Last Updated: 23 February 2026
Environment: MacBook Pro M3, Python 3.13, Supabase (Singapore region)
| Metric | Measured |
|---|
Cold Boot (full /start sequence) | ~1m 45s (1–2 minutes) |
| Warm Boot (cached, no script re-run) | ~30–60 seconds |
| Identity Hash Verification | ~0.3s |
| Search Index Prime | ~1–2s |
Boot time includes: loading 3 core identity files, running boot.py (session recall + creation + context capture + semantic prime), and the Athena daemon startup. The ~1m 45s figure is the end-to-end measured time on an M3 MacBook Pro.Sovereign/Bionic Trade-off: We consciously accept a ~1m 45s delay in exchange for system-wide robustness. This duration ensures the total cognitive surface (laws, identity, memory bank) is loaded, structured, and semantically primed before the first user query—preventing amnesia, context drift, and grounding failures that plague “fast-boot” stateless agents.
Optimizations Applied
- Persistent Caching: Embeddings cached to disk, delta sync on changed files
- Parallel Phase Execution: Boot phases run concurrently where possible
- Canonical Memory: Single materialized view replaces querying 1,100+ session logs
| Query Type | Latency (p50) | Latency (p95) | Results Quality |
|---|
| Simple keyword | 180ms | 320ms | ⭐⭐⭐ |
| Semantic concept | 420ms | 680ms | ⭐⭐⭐⭐⭐ |
| Cross-domain fusion | 850ms | 1,200ms | ⭐⭐⭐⭐⭐ |
Search Pipeline
Query → Embedding (local) → Parallel Search (Supabase + GraphRAG) → RRF Fusion → Rerank → Top 10
RRF (Reciprocal Rank Fusion) combines results from:
- Supabase pgvector — Dense vector similarity
- GraphRAG Communities — Structural/relational context
- Keyword BM25 — Exact match fallback
Token Economics
| Operation | Tokens (Before) | Tokens (After) | Savings |
|-----------|-----------------|----------------|---------||
| Cold start context injection | ~50,000 | ~10,000 (core boot) | 80% |
| Full enriched boot (with profile) | ~50,000 | ~14,500 | 71% |
| Session handoff (/end) | ~8,000 | ~1,500 | 81% |
| Protocol retrieval | ~3,000 | ~800 | 73% |
The core boot payload is ~10K tokens — always loaded on /start. The full enriched payload (with user profile and on-demand files) is ~14.5K tokens, loaded adaptively. The Canonical Memory alone is ~4.3K tokens — a single materialized view that supersedes searching 1,100+ session logs.

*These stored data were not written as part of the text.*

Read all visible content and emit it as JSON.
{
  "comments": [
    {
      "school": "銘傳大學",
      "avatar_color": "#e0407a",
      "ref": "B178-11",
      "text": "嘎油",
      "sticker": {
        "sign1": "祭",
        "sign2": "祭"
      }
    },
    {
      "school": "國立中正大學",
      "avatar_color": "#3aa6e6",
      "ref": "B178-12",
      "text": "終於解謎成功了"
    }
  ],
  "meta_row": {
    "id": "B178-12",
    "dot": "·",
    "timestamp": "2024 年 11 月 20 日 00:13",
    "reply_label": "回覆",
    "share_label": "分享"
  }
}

| Component | Source File | Est. Tokens | Load Strategy |
|---|
| Core Identity | Core_Identity.md | ~3,800 | Boot (always) |
| Canonical Memory | CANONICAL.md | ~4,300 | Boot (always) |
| User Context | userContext.md | ~590 | Boot (always) |
| Product Context | productContext.md | ~345 | Boot (always) |
| Active Context | activeContext.md | ~930 | Boot (always) |
| User Profile | User_Profile_Core.md | ~4,477 | On-Demand |
| ─── Core Boot Total | | ~9,965 | |
| ─── Full Enriched Total | | ~14,442 | |
How We Achieved This
- Document Sharding: Large protocols split into retrievable chunks
- Summary Caching: Session summaries pre-computed at
/end
- Selective Context: Only relevant protocols injected per query
- Canonical Memory: Single materialized view supersedes searching 1,100+ session logs
Data Volume Stats
| Asset | Count | Size |
|---|
| Protocols & Workflows | 120+ protocols, 50+ workflows | ~1.5 MB |
| Case Studies | 42 | ~2.4 MB |
| Session Logs | 1,100+ | ~4.2 MB |
| GraphRAG Entities | 4,200+ | ~46 MB |
| Vector Embeddings | 12,800+ | ~78 MB |
Reliability Metrics
| Metric | Value |
|---|
| Boot Success Rate | 99.2% |
| Search Availability | 99.8% |
| Data Redundancy | 3-way (Local + GitHub + Supabase) |
| Recovery Time (from cloud) | < 5 minutes |
Methodology
All benchmarks measured with:
time python3 .agent/scripts/boot.py
time python3 .agent/scripts/smart_search.py "test query"
Latency measurements averaged over 50 runs. Token counts measured via Anthropic/OpenAI token counters.
These numbers are real production metrics from a live system, not synthetic benchmarks.